Segundo a pesquisa A ação social das empresas, publicada em 2006 pelo Instituto de Pesquisas Econômicas Aplicadas (Ipea), as 189 maiores empresas e fundações norte-americanas investiram o montante de US$ 10,2 bilhões em causas sociais no ano de 2006, enquanto no Brasil os investimentos sociais privados atingiram R$ 4,7 bilhões.

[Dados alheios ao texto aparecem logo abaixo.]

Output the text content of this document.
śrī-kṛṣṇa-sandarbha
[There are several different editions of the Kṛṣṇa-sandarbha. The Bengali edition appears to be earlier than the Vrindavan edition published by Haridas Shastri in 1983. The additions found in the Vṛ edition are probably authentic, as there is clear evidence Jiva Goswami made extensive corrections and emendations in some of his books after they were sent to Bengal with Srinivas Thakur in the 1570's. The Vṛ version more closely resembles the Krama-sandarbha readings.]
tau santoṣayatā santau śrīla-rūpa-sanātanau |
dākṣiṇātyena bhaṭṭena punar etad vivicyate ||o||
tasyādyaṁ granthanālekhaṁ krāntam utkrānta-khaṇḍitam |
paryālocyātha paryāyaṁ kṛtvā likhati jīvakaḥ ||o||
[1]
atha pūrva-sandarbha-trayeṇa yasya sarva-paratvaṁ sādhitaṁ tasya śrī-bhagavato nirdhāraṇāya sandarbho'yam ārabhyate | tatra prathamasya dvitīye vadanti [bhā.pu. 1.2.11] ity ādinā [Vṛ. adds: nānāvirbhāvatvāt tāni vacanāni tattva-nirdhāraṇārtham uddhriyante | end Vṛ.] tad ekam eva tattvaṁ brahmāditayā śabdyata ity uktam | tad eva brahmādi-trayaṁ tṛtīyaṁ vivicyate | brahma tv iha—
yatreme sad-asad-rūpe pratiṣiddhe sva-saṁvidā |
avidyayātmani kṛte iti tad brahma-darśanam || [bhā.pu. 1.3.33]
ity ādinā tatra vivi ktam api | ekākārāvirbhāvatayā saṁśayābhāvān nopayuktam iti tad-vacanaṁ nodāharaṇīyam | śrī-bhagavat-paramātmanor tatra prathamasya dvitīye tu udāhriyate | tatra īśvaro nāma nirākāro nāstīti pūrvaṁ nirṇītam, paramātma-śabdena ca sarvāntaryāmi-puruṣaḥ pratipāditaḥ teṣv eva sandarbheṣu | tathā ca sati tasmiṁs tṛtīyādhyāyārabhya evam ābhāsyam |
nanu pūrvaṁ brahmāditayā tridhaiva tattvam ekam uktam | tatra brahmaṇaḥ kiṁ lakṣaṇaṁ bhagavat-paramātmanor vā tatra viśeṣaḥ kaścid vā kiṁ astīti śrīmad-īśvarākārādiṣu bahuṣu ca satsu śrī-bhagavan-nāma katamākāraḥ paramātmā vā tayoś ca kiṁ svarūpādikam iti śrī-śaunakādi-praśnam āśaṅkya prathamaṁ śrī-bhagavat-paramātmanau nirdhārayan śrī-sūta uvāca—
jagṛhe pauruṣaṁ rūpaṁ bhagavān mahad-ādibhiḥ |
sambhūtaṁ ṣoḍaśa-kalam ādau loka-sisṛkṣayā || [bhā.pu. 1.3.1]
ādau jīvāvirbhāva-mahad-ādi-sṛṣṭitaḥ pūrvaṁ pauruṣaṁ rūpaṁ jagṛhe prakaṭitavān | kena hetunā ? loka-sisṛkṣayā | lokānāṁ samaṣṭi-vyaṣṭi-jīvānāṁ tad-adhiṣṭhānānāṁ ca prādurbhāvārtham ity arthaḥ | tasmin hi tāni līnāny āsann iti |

Parte dessa defasagem deve-se à frequente confusão feita entre os conceitos de investimento social e doação/filantropia. “Investimento social é uma prática das empresas para o direcionamento de recursos privados, de modo voluntário, a um projeto que visa à geração de resultados. Cada vez que uma empresa define algum investimento, avalia quais são os riscos da iniciativa, as formas de avaliação de resultados, o tipo de retorno desejado e o período que se pretende investir”, explica Maurício Guimarães, gerente de mobilização de recursos da ONG Ação Comunitária. “Quando a empresa decide investir no social, ela adota conscientemente as mesmas regras para o projeto, seja de implantação própria ou de terceiros e, neste caso, cria um compromisso bilateral com a organização que está recebendo os recursos, sejam humanos ou materiais”.

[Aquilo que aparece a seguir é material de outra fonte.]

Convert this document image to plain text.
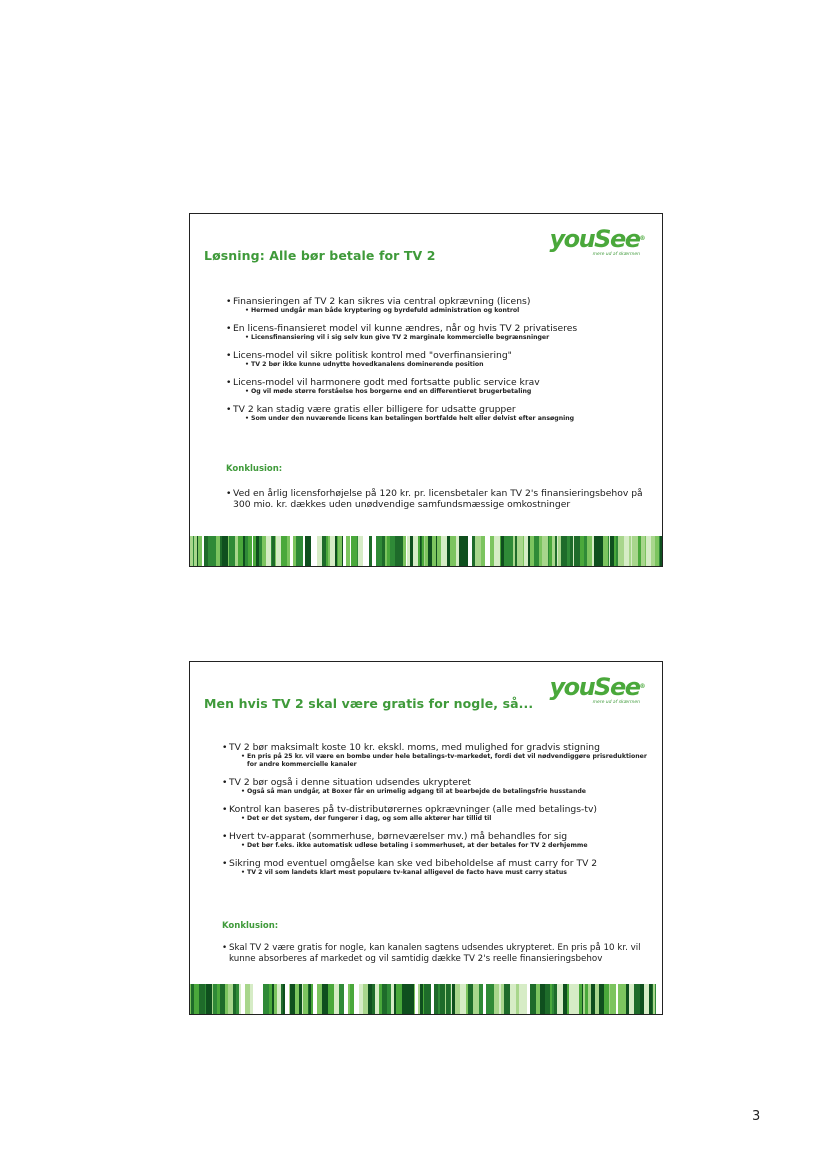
Løsning: Alle bør betale for TV 2
youSee®
mere ud af skærmen
• Finansieringen af TV 2 kan sikres via central opkrævning (licens)
• Hermed undgår man både kryptering og byrdefuld administration og kontrol
• En licens-finansieret model vil kunne ændres, når og hvis TV 2 privatiseres
• Licensfinansiering vil i sig selv kun give TV 2 marginale kommercielle begrænsninger
• Licens-model vil sikre politisk kontrol med "overfinansiering"
• TV 2 bør ikke kunne udnytte hovedkanalens dominerende position
• Licens-model vil harmonere godt med fortsatte public service krav
• Og vil møde større forståelse hos borgerne end en differentieret brugerbetaling
• TV 2 kan stadig være gratis eller billigere for udsatte grupper
• Som under den nuværende licens kan betalingen bortfalde helt eller delvist efter ansøgning
Konklusion:
• Ved en årlig licensforhøjelse på 120 kr. pr. licensbetaler kan TV 2's finansieringsbehov på 300 mio. kr. dækkes uden unødvendige samfundsmæssige omkostninger
Men hvis TV 2 skal være gratis for nogle, så...
youSee®
mere ud af skærmen
• TV 2 bør maksimalt koste 10 kr. ekskl. moms, med mulighed for gradvis stigning
• En pris på 25 kr. vil være en bombe under hele betalings-tv-markedet, fordi det vil nødvendiggøre prisreduktioner for andre kommercielle kanaler
• TV 2 bør også i denne situation udsendes ukrypteret
• Også så man undgår, at Boxer får en urimelig adgang til at bearbejde de betalingsfrie husstande
• Kontrol kan baseres på tv-distributørernes opkrævninger (alle med betalings-tv)
• Det er det system, der fungerer i dag, og som alle aktører har tillid til
• Hvert tv-apparat (sommerhuse, børneværelser mv.) må behandles for sig
• Det bør f.eks. ikke automatisk udløse betaling i sommerhuset, at der betales for TV 2 derhjemme
• Sikring mod eventuel omgåelse kan ske ved bibeholdelse af must carry for TV 2
• TV 2 vil som landets klart mest populære tv-kanal alligevel de facto have must carry status
Konklusion:
• Skal TV 2 være gratis for nogle, kan kanalen sagtens udsendes ukrypteret. En pris på 10 kr. vil kunne absorberes af markedet og vil samtidig dække TV 2's reelle finansieringsbehov
3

“O investimento social das empresas privadas deve estar diretamente ligado ao negócio de cada uma delas. Essa é a receita para o sucesso das parcerias público-privadas no combate à extrema pobreza. Em países como o Brasil, no qual mais de 30 milhões de pessoas recentemente saíram da pobreza, a melhor maneira de potencializar os investimentos sociais do setor privado é alocar tais recursos em projetos que estejam relacionados ao negócio da empresa”, indica Tereza Campello, ministra do Desenvolvimento Social e Combate à Fome.
Cenário econômico e investimentos sociais
Segundo censo realizado pelo Gife em 2009, a expectativa de investimento para 2010 girava em torno de R$ 2 bilhões no país. Esse valor levava em consideração a crise econômica mundial vivida à época, que ocasionou a redução de investimentos.

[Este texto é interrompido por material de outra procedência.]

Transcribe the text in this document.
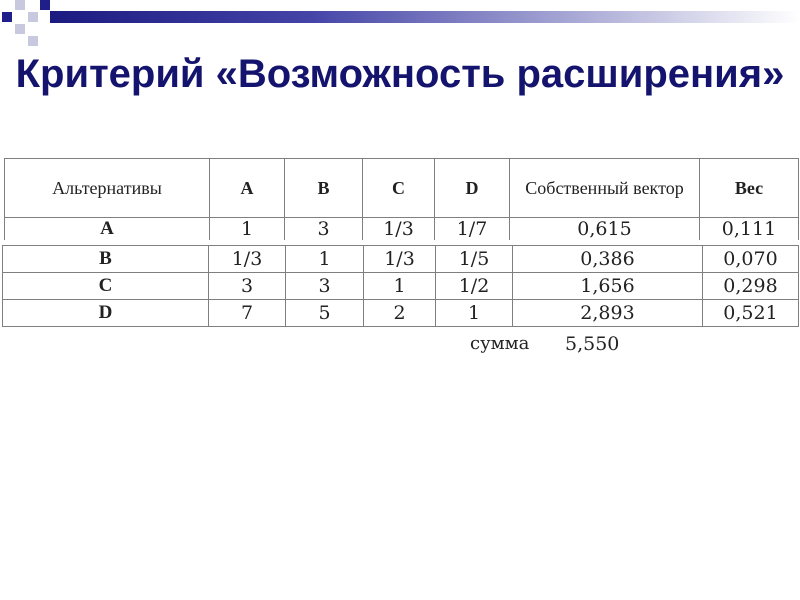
Критерий «Возможность расширения»
Альтернативы	A	B	C	D	Собственный вектор	Вес
A	1	3	1/3	1/7	0,615	0,111
B	1/3	1	1/3	1/5	0,386	0,070
C	3	3	1	1/2	1,656	0,298
D	7	5	2	1	2,893	0,521
сумма 5,550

“No Brasil, a redução não foi tão significativa devido às características do investimento social local. Nos Estados Unidos, para traçar um paralelo, as entidades têm o hábito de aplicar recursos próprios no mercado financeiro e investir no social parte dos rendimentos. Com a crise econômica, houve uma redução de aproximadamente 30% do patrimônio dos fundos desses investidores sociais. Já por aqui, a maior parte dos investidores opera a partir de repasses anuais para composição dos orçamentos, e não de fundos próprios. Isso explica em parte a situação. Há também o fato de o Brasil ter sido menos afetado pela crise”, explica Rossetti.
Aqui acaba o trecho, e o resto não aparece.